Lola’s lips curled into a smile. It was impossible to resist this woman and her peculiar way of putting things. “But I think you know me better than that,” she said, twining that thick wiry hair round the tongs as an Italian twines spaghetti round a fork.
“What makes you think so? I don’t know you. I haven’t the remotest idea what you’re like. You never tell me anything. Ever since you’ve been with me you’ve never let me see under your skin once. I don’t even believe that you’re Breezy’s niece. I’ve only her word for it. After Sunday morning’s exhibition, I’m quite inclined to believe that you are Madame de Brézé masquerading as a lady’s maid. If the War was still going on, I might think that you were a spy. A great idea for you to get into this house and pinch the papers of a Cabinet Minister. Yes, of course you can have a week off. What are you going to do? Get married, after all?”

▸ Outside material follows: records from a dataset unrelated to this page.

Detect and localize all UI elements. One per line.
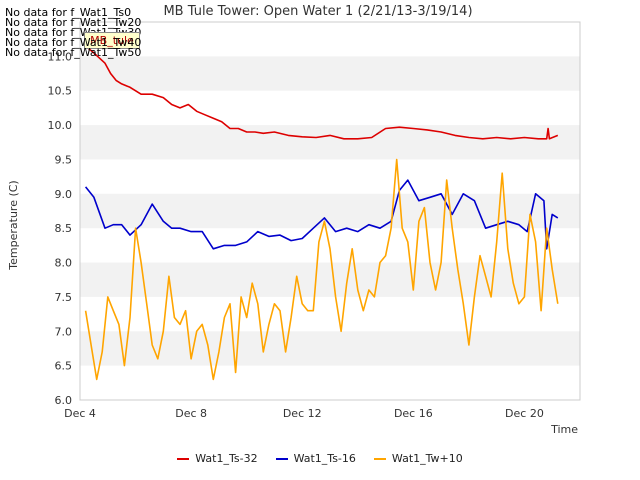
x-axis: Dec 4 Dec 8 Dec 12 Dec 16 Dec 20 — [64, 407, 544, 420]
legend: Wat1_Ts-32 Wat1_Ts-16 Wat1_Tw+10 — [0, 452, 640, 465]
background-band — [80, 56, 580, 91]
legend-swatch — [373, 457, 386, 460]
y-tick-label: 6.5 — [55, 360, 73, 373]
plot-background-bands — [80, 56, 580, 366]
series-line-wat1-tw-10 — [84, 158, 559, 381]
y-tick-label: 10.5 — [48, 85, 73, 98]
chart-title: MB Tule Tower: Open Water 1 (2/21/13-3/1… — [163, 4, 472, 19]
y-tick-label: 8.0 — [55, 257, 73, 270]
no-data-message: No data for f_Wat1_Tw50 — [5, 46, 142, 59]
background-band — [80, 331, 580, 366]
legend-label: Wat1_Tw+10 — [391, 452, 463, 465]
x-tick-label: Dec 4 — [64, 407, 96, 420]
y-tick-label: 11.0 — [48, 50, 73, 63]
y-tick-label: 10.0 — [48, 119, 73, 132]
legend-swatch — [177, 457, 190, 460]
legend-item: Wat1_Ts-32 — [177, 452, 258, 465]
legend-label: Wat1_Ts-32 — [195, 452, 258, 465]
y-tick-label: 7.5 — [55, 291, 73, 304]
y-tick-label: 9.5 — [55, 153, 73, 166]
x-tick-label: Dec 20 — [505, 407, 544, 420]
x-tick-label: Dec 12 — [283, 407, 322, 420]
series-lines — [84, 45, 559, 381]
no-data-message: No data for f_Wat1_Tw30 — [5, 26, 142, 39]
y-axis-label: Temperature (C) — [7, 180, 20, 270]
y-tick-label: 7.0 — [55, 325, 73, 338]
background-band — [80, 193, 580, 229]
y-tick-label: 6.0 — [55, 394, 73, 407]
no-data-message: No data for f_Wat1_Tw40 — [5, 36, 142, 49]
background-band — [80, 262, 580, 297]
legend-swatch — [275, 457, 288, 460]
x-tick-label: Dec 16 — [394, 407, 433, 420]
series-line-wat1-ts-32 — [85, 45, 559, 140]
x-tick-label: Dec 8 — [175, 407, 207, 420]
y-tick-label: 8.5 — [55, 222, 73, 235]
legend-item: Wat1_Ts-16 — [275, 452, 356, 465]
y-tick-label: 9.0 — [55, 188, 73, 201]
y-axis: 6.0 6.5 7.0 7.5 8.0 8.5 9.0 9.5 10.0 10.5 11.0 — [48, 50, 73, 407]
legend-item: Wat1_Tw+10 — [373, 452, 463, 465]
no-data-message: No data for f_Wat1_Tw20 — [5, 16, 142, 29]
plot-frame — [79, 21, 581, 401]
site-tag: MB_tule — [84, 32, 140, 49]
no-data-message: No data for f_Wat1_Ts0 — [5, 6, 132, 19]
background-band — [80, 125, 580, 160]
x-axis-label: Time — [550, 423, 578, 436]
legend-label: Wat1_Ts-16 — [293, 452, 356, 465]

Lola shook her head and the curl went away from her lips. “I want to go down to the country for a little rest,” she said.
Something in the tone of Lola’s voice caught Feo’s ears. She looked sharply at her reflection in the glass and saw that the little face which had captured her fancy and become so familiar had suddenly taken on an expression of so deep a yearning as to make it almost unrecognizable. The wide-apart eyes burned with emotion, the red lips and those sensitive nostrils denoted a pent-up excitement that was startling. What was it that this strange, secretive child had made up her mind to do—to commit—to lose? “There is love at the bottom of this,” she said.
And Lola replied, “Yes, my lady,” simply and with a sort of pride. And then took hold of herself, tight. If there had been any one person in all the world to whom she could have poured out her little queer story of all-absorbing love and desire to serve and comfort and inspire and entertain and rejuvenate—— But there wasn’t one—and it was Mr. Fallaray’s wife who fished to know her secret. Was it one of the ordinary coincidences which had brought, them together—meaningless and accidental—or one of those studied ironies which fate, in its mischievous mood, indulges in so frequently?
“It wouldn’t have been any good to deny it. It’s all over you like a label. It’s an infernal nuisance, Lola, but I’ll try and get on without you. If you’re not going to get married, watch your step, as the Americans say. I don’t give you this tip on moral grounds but from the worldly point of view. You have your living to make and there’s Breezy to think about and your people.”